Consider the following claim: if two floating point numbers x and y with the same sign differ by a factor of at most the base B (1/B <= x/y <= B), then their difference x-y is exactly representable in the floating point system. Show that this claim is true for B = 2 but give a counter example for B > 2.

Homework Equations

The general form of a floating point number:

[tex] x = d_0.d_1 ... d_{t-1} * 10^e [/tex]

The Attempt at a Solution

I have tried exploring the binary case, noting that d_0 must be = 1 in base B=2:

[tex] x = (1 + \frac {d_1}{2} + ... + \frac {d_{t-1}} {2^{t-1}}) * 2^e [/tex]
[tex] y = (1 + \frac {d_1}{2} + ... + \frac {d_{t-1}} {2^{t-1}}) * 2^{e-1} = (\frac {1}{2} + \frac {d_1} {4} + ... + \frac {d_{t-1}} {2^t}) * 2^e[/tex]
[tex] x - y = (1 + \frac {d_1 - 1} {2} + ... + \frac {d_{t-1} - d_{t-2}} {2^{t-1}} - \frac {d_{t-1}} {2^t})*2^e[/tex]

Is this "exactly representable" in the floating-point system? I don't know what else to do or what to use as a counter example. Am I even on the right track? Thanks for any help.

 

[Mark44]

Hi all, this (probably easy) problem from numerical analysis is giving me trouble. I can't seem to get started and need some poking in the right direction.

Homework Statement

Consider the following claim: if two floating point numbers x and y with the same sign differ by a factor of at most the base B (1/B <= x/y <= B), then their difference x-y is exactly representable in the floating point system. Show that this claim is true for B = 2 but give a counter example for B > 2.

Homework Equations

The general form of a floating point number:

[tex] x = d_0.d_1 ... d_{t-1} * 10^e [/tex]

The Attempt at a Solution

I have tried exploring the binary case, noting that d_0 must be = 1 in base B=2:

[tex] x = (1 + \frac {d_1}{2} + ... + \frac {d_{t-1}} {2^{t-1}}) * 2^e [/tex]
[tex] y = (1 + \frac {d_1}{2} + ... + \frac {d_{t-1}} {2^{t-1}}) * 2^{e-1} = (\frac {1}{2} + \frac {d_1} {4} + ... + \frac {d_{t-1}} {2^t}) * 2^e[/tex]
[tex] x - y = (1 + \frac {d_1 - 1} {2} + ... + \frac {d_{t-1} - d_{t-2}} {2^{t-1}} - \frac {d_{t-1}} {2^t})*2^e[/tex]

Your arithmetic is off here. Since you have set this up with x being two times y, the difference x - y better be equal to y.

Is this "exactly representable" in the floating-point system? I don't know what else to do or what to use as a counter example. Am I even on the right track? Thanks for any help.

Certainly x - y is exactly representable in a base-2 floating-point system, as long as x and y are.

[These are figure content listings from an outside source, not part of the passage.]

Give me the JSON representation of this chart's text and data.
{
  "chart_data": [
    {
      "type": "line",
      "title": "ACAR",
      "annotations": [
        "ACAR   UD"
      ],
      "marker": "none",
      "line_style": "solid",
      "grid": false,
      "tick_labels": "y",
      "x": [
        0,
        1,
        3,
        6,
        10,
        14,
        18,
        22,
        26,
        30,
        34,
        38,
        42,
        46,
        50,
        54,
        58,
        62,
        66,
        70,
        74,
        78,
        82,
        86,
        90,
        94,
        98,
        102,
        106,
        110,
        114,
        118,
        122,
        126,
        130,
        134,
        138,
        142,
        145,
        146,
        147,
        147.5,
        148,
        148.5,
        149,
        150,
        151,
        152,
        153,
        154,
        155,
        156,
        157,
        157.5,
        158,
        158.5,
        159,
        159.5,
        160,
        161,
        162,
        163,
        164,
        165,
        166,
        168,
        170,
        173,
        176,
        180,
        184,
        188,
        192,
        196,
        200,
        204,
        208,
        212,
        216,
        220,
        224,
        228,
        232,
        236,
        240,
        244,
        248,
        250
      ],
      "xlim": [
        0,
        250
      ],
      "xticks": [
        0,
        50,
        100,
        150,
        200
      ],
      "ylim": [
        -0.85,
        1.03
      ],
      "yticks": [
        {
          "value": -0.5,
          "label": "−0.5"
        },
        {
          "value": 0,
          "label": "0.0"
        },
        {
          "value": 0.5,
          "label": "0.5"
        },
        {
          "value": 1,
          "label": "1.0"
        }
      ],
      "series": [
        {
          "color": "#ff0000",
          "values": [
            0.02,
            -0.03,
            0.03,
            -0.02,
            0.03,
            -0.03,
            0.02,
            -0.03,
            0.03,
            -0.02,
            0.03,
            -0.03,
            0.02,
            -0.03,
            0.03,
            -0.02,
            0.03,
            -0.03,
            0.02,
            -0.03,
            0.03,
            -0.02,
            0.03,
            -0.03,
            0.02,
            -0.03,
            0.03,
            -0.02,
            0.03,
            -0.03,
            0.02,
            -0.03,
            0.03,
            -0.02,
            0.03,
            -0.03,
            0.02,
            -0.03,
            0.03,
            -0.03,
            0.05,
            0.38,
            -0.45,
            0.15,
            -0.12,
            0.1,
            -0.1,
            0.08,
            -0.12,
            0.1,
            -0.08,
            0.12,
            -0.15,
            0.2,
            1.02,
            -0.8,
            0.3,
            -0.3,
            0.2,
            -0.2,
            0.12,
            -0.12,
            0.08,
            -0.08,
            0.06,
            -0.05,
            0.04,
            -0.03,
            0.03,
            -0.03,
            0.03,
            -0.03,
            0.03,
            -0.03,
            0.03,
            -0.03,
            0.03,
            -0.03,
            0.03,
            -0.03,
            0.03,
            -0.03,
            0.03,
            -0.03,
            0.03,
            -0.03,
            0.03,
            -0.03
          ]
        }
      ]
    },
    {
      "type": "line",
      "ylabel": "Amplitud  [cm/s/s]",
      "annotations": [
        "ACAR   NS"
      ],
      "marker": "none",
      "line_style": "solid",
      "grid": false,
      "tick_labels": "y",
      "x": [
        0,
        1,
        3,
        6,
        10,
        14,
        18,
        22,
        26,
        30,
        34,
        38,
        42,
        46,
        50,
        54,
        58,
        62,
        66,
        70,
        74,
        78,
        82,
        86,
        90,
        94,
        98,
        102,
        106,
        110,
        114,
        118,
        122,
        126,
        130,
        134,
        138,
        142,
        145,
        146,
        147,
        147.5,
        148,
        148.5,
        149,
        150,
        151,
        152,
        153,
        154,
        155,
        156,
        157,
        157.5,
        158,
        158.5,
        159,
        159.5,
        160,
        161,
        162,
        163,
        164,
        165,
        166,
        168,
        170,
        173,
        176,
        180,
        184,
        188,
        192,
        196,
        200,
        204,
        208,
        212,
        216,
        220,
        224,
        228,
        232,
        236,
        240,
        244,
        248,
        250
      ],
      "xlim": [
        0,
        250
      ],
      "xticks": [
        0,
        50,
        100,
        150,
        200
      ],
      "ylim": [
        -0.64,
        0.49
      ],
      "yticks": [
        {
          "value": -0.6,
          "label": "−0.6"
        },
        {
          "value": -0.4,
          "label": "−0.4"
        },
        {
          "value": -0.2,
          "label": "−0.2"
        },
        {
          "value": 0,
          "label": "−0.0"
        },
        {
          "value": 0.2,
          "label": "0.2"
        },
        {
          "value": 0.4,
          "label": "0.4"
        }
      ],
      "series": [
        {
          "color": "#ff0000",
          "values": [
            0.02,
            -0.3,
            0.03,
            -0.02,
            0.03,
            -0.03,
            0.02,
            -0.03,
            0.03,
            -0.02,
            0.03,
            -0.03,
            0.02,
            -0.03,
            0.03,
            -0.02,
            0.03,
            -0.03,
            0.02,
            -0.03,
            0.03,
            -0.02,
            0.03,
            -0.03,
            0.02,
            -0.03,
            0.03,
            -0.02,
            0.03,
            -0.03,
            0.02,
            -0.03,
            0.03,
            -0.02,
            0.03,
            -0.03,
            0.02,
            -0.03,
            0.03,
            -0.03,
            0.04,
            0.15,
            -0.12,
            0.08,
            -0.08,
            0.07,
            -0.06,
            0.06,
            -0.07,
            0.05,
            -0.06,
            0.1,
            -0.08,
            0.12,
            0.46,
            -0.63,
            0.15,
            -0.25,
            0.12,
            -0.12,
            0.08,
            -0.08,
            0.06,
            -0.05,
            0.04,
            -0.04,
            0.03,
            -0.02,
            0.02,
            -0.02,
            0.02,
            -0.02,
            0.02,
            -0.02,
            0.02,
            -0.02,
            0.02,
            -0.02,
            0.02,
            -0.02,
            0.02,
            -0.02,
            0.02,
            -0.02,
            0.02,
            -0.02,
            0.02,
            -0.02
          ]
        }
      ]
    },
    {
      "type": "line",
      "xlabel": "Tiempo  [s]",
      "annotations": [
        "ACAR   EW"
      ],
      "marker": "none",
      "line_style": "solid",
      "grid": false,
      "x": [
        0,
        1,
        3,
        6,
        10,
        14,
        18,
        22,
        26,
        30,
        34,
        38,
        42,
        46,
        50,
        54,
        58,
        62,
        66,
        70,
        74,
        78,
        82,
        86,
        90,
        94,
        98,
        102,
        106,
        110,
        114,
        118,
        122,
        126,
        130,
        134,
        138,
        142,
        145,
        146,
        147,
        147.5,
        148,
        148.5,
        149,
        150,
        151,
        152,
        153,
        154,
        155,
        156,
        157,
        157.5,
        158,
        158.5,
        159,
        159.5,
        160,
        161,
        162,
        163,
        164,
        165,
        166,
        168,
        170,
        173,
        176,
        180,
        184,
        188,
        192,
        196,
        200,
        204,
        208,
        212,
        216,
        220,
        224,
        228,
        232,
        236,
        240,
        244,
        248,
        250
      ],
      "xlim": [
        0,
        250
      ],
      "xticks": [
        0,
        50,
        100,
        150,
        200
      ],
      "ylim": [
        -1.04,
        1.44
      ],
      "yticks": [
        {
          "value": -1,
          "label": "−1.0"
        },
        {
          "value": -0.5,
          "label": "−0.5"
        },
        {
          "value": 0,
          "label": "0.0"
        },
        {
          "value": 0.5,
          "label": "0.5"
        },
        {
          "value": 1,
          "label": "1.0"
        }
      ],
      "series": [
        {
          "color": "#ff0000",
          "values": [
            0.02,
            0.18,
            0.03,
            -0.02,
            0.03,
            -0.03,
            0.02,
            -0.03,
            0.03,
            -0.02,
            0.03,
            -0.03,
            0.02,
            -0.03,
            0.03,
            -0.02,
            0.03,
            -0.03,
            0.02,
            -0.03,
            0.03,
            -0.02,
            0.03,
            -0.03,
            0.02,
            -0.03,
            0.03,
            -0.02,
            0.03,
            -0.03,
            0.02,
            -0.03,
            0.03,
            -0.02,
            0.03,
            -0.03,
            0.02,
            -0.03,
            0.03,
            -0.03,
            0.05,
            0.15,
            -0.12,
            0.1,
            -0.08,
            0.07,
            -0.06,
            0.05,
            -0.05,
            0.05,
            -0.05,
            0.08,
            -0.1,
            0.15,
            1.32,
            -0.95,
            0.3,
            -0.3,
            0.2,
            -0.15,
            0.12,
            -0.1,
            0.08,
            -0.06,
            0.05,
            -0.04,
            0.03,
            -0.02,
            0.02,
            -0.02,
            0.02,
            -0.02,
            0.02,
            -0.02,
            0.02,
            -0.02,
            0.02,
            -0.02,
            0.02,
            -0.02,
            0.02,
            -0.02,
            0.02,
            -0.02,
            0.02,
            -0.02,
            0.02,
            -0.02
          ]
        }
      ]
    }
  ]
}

I don't have any examples in mind that would serve as counterexamples, but if you work with some specific numbers in base 3 or higher bases, you might be able to come up with one. By "specific numbers" I mean that you should work with numbers like 2.0121 X 3² (base-3), rather than symbolically representing the digits with d₁, d₂, etc. That's where I would start.